State Lawmakers Go In Search Of School Safety Answers
A state school safety working group gathered testimony this week with an eye toward drafting a policy recommendations for the General Assembly. So far, the most controversial remedy – arming teachers – has met mostly with skepticism from lawmakers and panelists.
Kentucky Center for School Safety Director Jon Akers told lawmakers Monday that schools in the commonwealth received at least 294 threats since the January shooting that took the lives of two students and injured more than a dozen at Marshall County High School.
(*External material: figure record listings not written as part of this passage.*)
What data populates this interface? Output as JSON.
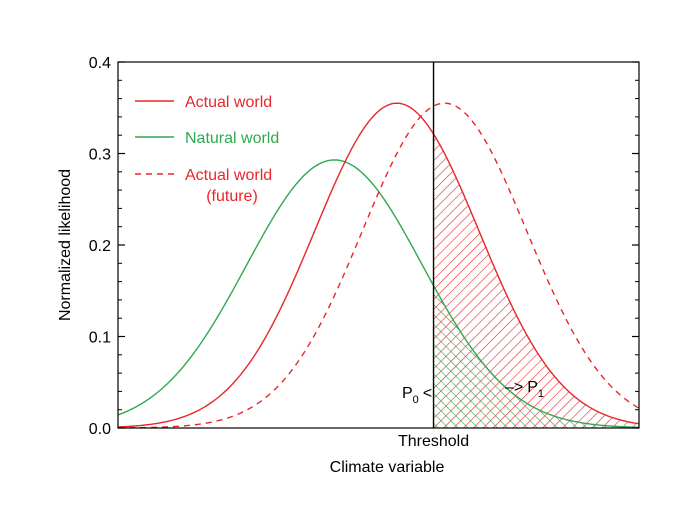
{
  "chart_data": {
    "type": "line",
    "xlabel": "Climate variable",
    "ylabel": "Normalized likelihood",
    "ylim": [
      0,
      0.4
    ],
    "yticks": [
      "0.0",
      "0.1",
      "0.2",
      "0.3",
      "0.4"
    ],
    "threshold_label": "Threshold",
    "threshold_x": 0.0,
    "xlim": [
      -4.3,
      2.8
    ],
    "series": [
      {
        "name": "Actual world",
        "color": "#e8262b",
        "dash": "solid",
        "mean": -0.5,
        "sigma": 1.12,
        "peak": 0.355
      },
      {
        "name": "Natural world",
        "color": "#2fa84f",
        "dash": "solid",
        "mean": -1.35,
        "sigma": 1.2,
        "peak": 0.293
      },
      {
        "name_line1": "Actual world",
        "name_line2": "(future)",
        "color": "#e8262b",
        "dash": "dashed",
        "mean": 0.15,
        "sigma": 1.12,
        "peak": 0.355
      }
    ],
    "annotations": {
      "p0_main": "P",
      "p0_sub": "0",
      "p0_arrow": "<",
      "p1_arrow": "–>",
      "p1_main": "P",
      "p1_sub": "1"
    },
    "legend_position": "top-left",
    "grid": false
  }
}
In the aftermath of the tragedy, school boards face a menu of posssible responses, he said.
"These come in to categories such as metal detecters, bag checks, more law enforcement at the schools, arming personnel," Akers informed the group. "School safety is a comprehensive issue. It's going to take a lot more than just these components right here to make schools safer."
The prospect of guns in the classroom gave some participants pause. High school teacher Jody Glass told the panel that, while she backs the Second Amendment, she doesn’t believe guns belong in the hands of teachers.
"I do not believe teachers should have guns in the classroom at all," she said. "I think that you're adding another component to our education and to our roles in these children's lives that is a barrier, becomes a barrier for our sole purpose."
The Lexington Herald-Leader reports state Rep. John Carney, who co-chairs both the safety working group and the legislature’s Interim Joint Committee on Education, is also doubtful educators could be equipped with the proper training.
Gov. Matt Bevin told a radio station earlier this year that the state should consider allowing “highly and specifically trained” teachers to carry firearms.
The working group is set to deliver suggestions for making the state’s schools safer when the General Assembly reconvenes in January.